Eu estava operando jovens morrendo de apêndice rompido, simplesmente porque não tinham sido diagnosticados cedo o suficiente ou não conseguiam ir ao hospital para ver um médico. Eu operava pacientes com intestinos obstruídos devido a cânceres que nunca deveriam ter progredido tanto. Uma vez removidos, os intestinos cancerosos eram simplesmente jogados fora. Os pacientes não recebiam a análise patológica vital que informa seu tratamento contínuo, porque não havia laboratórios.

O departamento de acidentes e emergências estava lotado e havia pacientes deitados no chão e encostados na parede.
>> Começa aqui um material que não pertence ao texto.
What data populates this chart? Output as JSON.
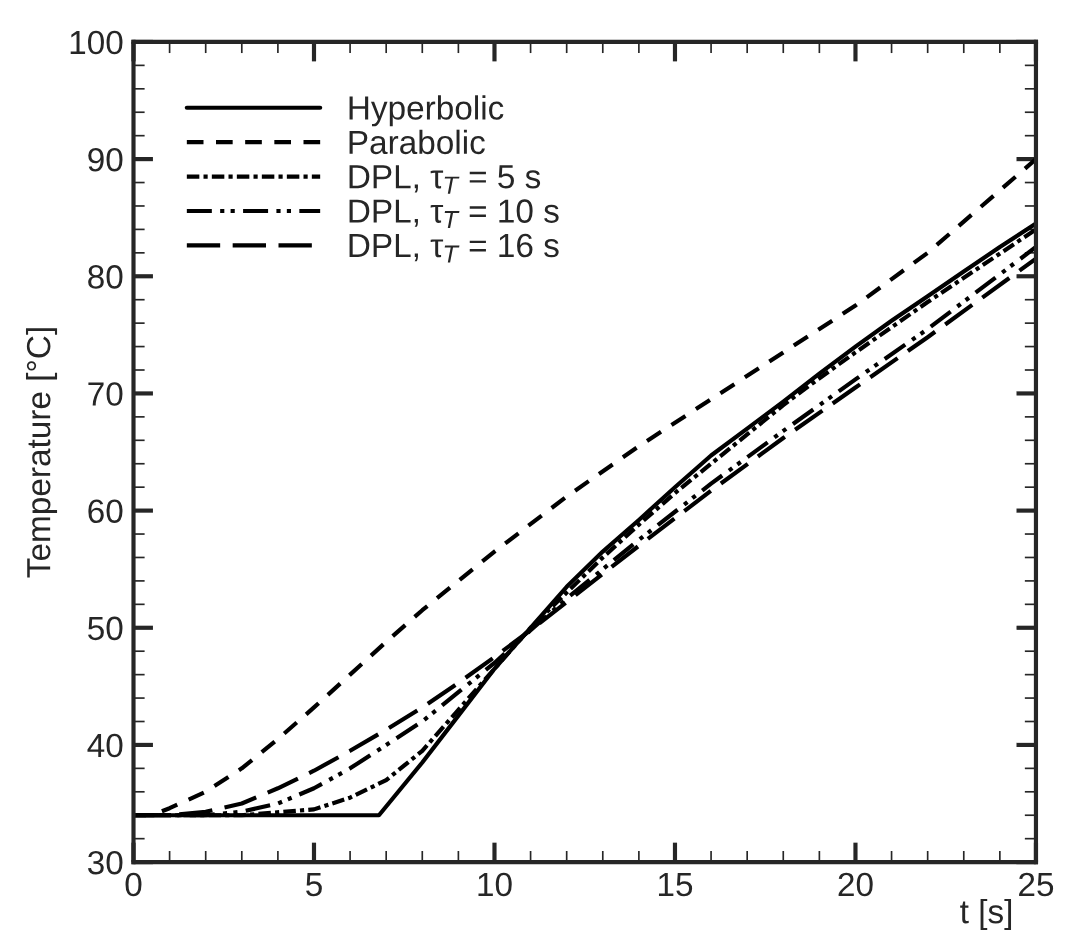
{
  "chart_data": {
    "type": "line",
    "xlabel": "t [s]",
    "ylabel": "Temperature [°C]",
    "xlim": [
      0,
      25
    ],
    "xticks": [
      0,
      5,
      10,
      15,
      20,
      25
    ],
    "ylim": [
      30,
      100
    ],
    "yticks": [
      30,
      40,
      50,
      60,
      70,
      80,
      90,
      100
    ],
    "grid": false,
    "legend": "top left",
    "marker": "none",
    "series": [
      {
        "name": "Hyperbolic",
        "color": "#000000",
        "line_style": "solid",
        "x": [
          0,
          6.8,
          8,
          9,
          10,
          11,
          12,
          13,
          14,
          15,
          16,
          17,
          18,
          19,
          20,
          21,
          22,
          23,
          24,
          25
        ],
        "values": [
          34,
          34,
          38.5,
          42.5,
          46.5,
          50,
          53.5,
          56.5,
          59.2,
          62,
          64.7,
          67,
          69.3,
          71.7,
          74,
          76.2,
          78.3,
          80.4,
          82.5,
          84.5
        ]
      },
      {
        "name": "Parabolic",
        "color": "#000000",
        "line_style": "dashed",
        "x": [
          0,
          0.5,
          1,
          2,
          3,
          4,
          5,
          6,
          7,
          8,
          9,
          10,
          12,
          14,
          16,
          18,
          20,
          22,
          25
        ],
        "values": [
          34,
          34,
          34.6,
          36,
          38,
          40.5,
          43.2,
          46,
          48.8,
          51.5,
          54,
          56.5,
          61.2,
          65.5,
          69.5,
          73.5,
          77.5,
          82,
          90
        ]
      },
      {
        "name": "DPL, τ$_{T}$ = 5 s",
        "color": "#000000",
        "line_style": "dashdot",
        "x": [
          0,
          3,
          5,
          6,
          7,
          8,
          9,
          10,
          11,
          12,
          13,
          14,
          15,
          16,
          17,
          18,
          19,
          20,
          22,
          25
        ],
        "values": [
          34,
          34,
          34.5,
          35.5,
          37,
          39.5,
          43,
          46.5,
          50,
          53,
          56,
          58.8,
          61.5,
          64,
          66.5,
          69,
          71.3,
          73.5,
          77.8,
          84
        ]
      },
      {
        "name": "DPL, τ$_{T}$ = 10 s",
        "color": "#000000",
        "line_style": "dashdotdot",
        "x": [
          0,
          2,
          3,
          4,
          5,
          6,
          7,
          8,
          9,
          10,
          11,
          12,
          14,
          16,
          18,
          20,
          22,
          25
        ],
        "values": [
          34,
          34,
          34.3,
          35,
          36.3,
          38,
          40,
          42,
          44.5,
          47,
          49.8,
          52.5,
          57.5,
          62.3,
          66.8,
          71.2,
          75.5,
          82.5
        ]
      },
      {
        "name": "DPL, τ$_{T}$ = 16 s",
        "color": "#000000",
        "line_style": "longdash",
        "x": [
          0,
          1,
          2,
          3,
          4,
          5,
          6,
          7,
          8,
          9,
          10,
          11,
          12,
          14,
          16,
          18,
          20,
          22,
          25
        ],
        "values": [
          34,
          34,
          34.3,
          35,
          36.3,
          37.8,
          39.5,
          41.3,
          43.2,
          45.3,
          47.5,
          49.8,
          52.2,
          57,
          61.7,
          66.2,
          70.5,
          74.8,
          81.5
        ]
      }
    ]
  }
}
Muitos deles tinham infecções tão graves em seus membros que precisaram de amputação; alguns eram devido ao efeito do diabetes não tratado, outros ao efeito de ferimentos anteriores. Khan Younis, uma cidade ao norte de Rafah, estava sob bombardeio naquela época e muitos dos feridos tiveram que ser deixados por cerca de 12 horas antes de serem trazidos para nós. A maioria deles estava naquele momento em um estado em que nada podia ser feito. Eles estavam mortos pela manhã. ■

David Nott é um cirurgião consultor no St Mary’s Hospital em Londres, onde é especialista em cirurgia vascular e de trauma. Ele é o cofundador da David Nott Foundation, que treina cirurgiões em zonas de guerra.